With more and more employees being signed off work with stress-related conditions, it is essential that managers and HR departments take the time to reintegrate them back into the workforce when they are ready to return and minimise the likelihood of them taking further time off.
The use of return to work interviews
The time at which an employee should attend a return to work interview is entirely up to the company. Some will have them even for short periods of absenteeism, whereas others reserve them for those who have taken an extended time off.
The structure of these interviews can also vary, with some departments conducting them fairly casually and others having a more formal approach. You may want your employees to complete and sign back to work forms, with examples available online. These can include a signature of self-certification, an ongoing log of their absence rates, and questions regarding any treatment they may be undergoing and the risk of the issue reoccurring.

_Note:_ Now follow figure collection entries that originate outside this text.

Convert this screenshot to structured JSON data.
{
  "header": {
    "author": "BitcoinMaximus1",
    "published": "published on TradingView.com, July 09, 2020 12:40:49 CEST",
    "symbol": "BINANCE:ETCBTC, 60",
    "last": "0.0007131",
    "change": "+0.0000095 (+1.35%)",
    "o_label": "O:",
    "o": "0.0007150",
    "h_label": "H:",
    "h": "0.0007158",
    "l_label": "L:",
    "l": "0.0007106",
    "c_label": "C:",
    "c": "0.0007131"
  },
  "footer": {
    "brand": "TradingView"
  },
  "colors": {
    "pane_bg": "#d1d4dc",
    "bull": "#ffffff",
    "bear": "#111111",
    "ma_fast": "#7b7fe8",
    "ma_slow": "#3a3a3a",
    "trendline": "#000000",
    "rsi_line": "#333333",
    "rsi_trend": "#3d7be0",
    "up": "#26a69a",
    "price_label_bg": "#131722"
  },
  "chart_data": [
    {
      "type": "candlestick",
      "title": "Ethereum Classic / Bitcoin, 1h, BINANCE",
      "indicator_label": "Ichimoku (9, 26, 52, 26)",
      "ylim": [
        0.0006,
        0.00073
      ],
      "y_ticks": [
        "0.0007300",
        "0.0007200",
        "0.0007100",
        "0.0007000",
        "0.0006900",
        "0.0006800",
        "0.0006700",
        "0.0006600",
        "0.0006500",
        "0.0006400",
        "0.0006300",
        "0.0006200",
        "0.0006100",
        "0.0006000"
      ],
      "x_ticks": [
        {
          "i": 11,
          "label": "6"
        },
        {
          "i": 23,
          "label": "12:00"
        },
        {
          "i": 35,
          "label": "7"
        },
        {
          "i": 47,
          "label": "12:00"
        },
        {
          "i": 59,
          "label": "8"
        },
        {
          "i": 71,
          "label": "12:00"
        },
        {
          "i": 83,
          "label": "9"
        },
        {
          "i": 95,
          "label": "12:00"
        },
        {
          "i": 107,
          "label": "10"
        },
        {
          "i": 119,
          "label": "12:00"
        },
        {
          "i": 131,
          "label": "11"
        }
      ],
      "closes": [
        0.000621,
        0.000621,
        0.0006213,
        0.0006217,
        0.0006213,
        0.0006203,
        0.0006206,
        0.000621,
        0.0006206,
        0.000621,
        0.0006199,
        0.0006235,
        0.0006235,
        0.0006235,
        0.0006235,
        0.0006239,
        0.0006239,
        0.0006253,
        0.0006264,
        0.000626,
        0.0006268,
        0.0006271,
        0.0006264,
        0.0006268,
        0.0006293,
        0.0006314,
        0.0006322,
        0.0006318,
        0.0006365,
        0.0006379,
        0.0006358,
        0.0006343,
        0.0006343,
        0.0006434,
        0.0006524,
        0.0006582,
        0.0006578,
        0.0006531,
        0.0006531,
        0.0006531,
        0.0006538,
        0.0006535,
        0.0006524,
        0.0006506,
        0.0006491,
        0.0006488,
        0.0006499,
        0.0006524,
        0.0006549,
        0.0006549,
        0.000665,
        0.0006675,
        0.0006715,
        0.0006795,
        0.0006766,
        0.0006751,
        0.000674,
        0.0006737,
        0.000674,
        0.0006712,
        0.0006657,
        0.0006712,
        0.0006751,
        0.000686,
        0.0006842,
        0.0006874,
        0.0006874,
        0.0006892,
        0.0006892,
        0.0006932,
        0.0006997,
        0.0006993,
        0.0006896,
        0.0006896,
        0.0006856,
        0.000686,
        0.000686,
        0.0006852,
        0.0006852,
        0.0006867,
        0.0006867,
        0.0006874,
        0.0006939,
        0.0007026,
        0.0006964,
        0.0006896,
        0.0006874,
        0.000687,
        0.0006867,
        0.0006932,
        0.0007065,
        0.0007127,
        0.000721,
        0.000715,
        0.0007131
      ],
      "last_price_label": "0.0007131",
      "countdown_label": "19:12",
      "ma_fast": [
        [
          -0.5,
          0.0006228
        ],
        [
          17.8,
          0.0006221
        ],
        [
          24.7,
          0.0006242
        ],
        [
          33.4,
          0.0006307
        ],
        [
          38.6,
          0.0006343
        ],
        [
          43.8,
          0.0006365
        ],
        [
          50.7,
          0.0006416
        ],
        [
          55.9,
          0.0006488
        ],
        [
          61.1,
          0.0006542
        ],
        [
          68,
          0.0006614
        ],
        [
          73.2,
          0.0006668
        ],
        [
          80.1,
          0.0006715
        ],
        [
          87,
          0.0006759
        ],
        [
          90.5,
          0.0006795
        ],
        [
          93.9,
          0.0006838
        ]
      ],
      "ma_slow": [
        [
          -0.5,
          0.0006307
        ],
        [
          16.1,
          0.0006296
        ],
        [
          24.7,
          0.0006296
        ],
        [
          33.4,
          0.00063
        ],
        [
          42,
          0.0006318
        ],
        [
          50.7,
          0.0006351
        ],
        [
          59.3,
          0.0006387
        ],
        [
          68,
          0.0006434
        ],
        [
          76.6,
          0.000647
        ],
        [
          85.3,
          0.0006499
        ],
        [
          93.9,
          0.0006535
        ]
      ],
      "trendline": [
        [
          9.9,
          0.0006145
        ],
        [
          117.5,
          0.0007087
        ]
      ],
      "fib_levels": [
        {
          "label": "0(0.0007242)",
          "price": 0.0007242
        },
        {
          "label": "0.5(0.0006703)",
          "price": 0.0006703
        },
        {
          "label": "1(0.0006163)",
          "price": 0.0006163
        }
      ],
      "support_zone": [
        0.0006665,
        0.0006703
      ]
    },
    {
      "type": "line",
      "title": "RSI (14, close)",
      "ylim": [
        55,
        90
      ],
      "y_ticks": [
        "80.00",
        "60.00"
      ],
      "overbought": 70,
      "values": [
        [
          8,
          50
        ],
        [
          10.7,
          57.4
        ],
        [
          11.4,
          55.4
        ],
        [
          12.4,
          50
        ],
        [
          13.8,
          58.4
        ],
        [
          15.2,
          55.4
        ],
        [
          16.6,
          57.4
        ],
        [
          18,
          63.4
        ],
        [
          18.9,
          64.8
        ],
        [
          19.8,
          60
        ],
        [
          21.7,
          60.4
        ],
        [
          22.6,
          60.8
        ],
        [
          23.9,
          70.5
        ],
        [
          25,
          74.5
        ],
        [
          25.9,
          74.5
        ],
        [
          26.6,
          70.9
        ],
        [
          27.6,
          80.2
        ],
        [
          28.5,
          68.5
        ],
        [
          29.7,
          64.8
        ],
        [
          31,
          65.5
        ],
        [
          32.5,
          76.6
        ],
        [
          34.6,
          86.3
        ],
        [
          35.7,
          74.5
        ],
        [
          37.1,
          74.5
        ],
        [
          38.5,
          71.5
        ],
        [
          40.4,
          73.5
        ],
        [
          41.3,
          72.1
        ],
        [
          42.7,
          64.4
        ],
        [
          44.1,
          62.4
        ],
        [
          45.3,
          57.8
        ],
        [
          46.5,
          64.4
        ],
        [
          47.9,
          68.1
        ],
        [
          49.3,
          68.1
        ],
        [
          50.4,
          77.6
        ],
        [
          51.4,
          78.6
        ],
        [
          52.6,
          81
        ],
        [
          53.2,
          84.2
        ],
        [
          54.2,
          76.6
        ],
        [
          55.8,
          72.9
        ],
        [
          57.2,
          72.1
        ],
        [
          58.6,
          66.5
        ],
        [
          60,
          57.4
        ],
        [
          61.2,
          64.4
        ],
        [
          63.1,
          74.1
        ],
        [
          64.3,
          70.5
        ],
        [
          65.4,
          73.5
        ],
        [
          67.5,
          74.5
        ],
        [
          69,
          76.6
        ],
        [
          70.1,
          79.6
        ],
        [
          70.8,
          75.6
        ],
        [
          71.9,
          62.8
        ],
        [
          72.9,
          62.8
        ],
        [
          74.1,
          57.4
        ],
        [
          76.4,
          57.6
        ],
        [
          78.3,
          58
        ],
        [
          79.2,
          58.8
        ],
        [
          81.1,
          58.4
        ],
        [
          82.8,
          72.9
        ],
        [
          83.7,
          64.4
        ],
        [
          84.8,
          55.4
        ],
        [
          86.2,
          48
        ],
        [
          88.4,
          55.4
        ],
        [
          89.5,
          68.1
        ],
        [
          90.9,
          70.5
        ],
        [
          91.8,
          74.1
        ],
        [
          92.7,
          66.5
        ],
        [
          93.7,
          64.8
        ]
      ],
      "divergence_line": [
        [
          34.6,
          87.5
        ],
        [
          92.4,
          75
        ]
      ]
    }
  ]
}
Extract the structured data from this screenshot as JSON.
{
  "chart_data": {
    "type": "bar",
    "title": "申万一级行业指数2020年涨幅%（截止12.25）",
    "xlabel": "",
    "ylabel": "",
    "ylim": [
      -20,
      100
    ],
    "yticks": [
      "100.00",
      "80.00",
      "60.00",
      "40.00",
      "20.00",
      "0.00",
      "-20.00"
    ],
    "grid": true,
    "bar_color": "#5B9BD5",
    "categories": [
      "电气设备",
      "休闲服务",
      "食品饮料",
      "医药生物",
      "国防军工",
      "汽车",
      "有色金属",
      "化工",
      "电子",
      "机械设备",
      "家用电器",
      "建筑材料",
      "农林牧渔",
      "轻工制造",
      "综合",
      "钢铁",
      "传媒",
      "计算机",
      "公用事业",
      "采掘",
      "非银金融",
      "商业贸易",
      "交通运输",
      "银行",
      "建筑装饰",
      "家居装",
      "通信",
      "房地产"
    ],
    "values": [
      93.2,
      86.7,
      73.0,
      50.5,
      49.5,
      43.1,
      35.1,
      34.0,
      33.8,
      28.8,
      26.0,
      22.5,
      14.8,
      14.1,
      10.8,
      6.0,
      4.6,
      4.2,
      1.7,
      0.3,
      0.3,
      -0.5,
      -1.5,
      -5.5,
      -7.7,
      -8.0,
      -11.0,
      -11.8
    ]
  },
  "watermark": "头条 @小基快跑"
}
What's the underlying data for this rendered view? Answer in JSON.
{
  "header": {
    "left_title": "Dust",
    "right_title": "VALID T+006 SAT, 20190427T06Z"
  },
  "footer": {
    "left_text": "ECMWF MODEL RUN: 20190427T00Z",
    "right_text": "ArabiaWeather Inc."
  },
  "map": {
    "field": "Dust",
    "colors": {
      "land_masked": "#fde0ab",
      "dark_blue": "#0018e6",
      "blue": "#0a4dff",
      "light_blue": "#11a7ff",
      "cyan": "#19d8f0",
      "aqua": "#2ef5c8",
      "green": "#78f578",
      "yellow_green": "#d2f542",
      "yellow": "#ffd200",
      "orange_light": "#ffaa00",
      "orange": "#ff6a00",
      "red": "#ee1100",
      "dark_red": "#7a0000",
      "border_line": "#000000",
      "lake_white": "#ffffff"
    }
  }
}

Benefits of back to work interviews
It is important to handle return to work interviews carefully to ensure the employee does not see you as being intrusive, which is especially important if they have been off with stress. A well-structured and conducted interview can establish what caused the stress and whether this is purely work related or also down to outside factors. It will help you to see how serious the concerns are and whether the employee is fit enough to return.
Throughout the interview, you can talk about ongoing support or treatment and how you as an employer can support them. This could be through the benefits package you provide or simply allowing time off to attend appointments. When an employee is returning to work, you also need to be aware of any reasonable adjustments that are necessary and whether you require an occupational report before they can come back.
Setting up an interview
An employee needs to be aware of the interview in advance and have time to prepare for it. It should take place before they begin work and adequate time needs to be available for proper discussion about their concerns. It is important to make them aware of the confidentiality clauses and who will be informed of the outcomes, such as the HR department or managers, and hold the meeting in private.
During the interview, you should be supportive of the employee and take their emotional state into consideration; for example, they may not want to talk about the reasons for their absence or they could be embarrassed about having time off. Make sure they have time to talk, listen to what they have to say, and ask questions without appearing to be intrusive.
It is important to go into a return to work interview with an open mind about the reasons behind their absence; however, if you have any concerns that these reasons are not genuine, you need to bring this up and allow the employee to give an explanation before taking the matter any further.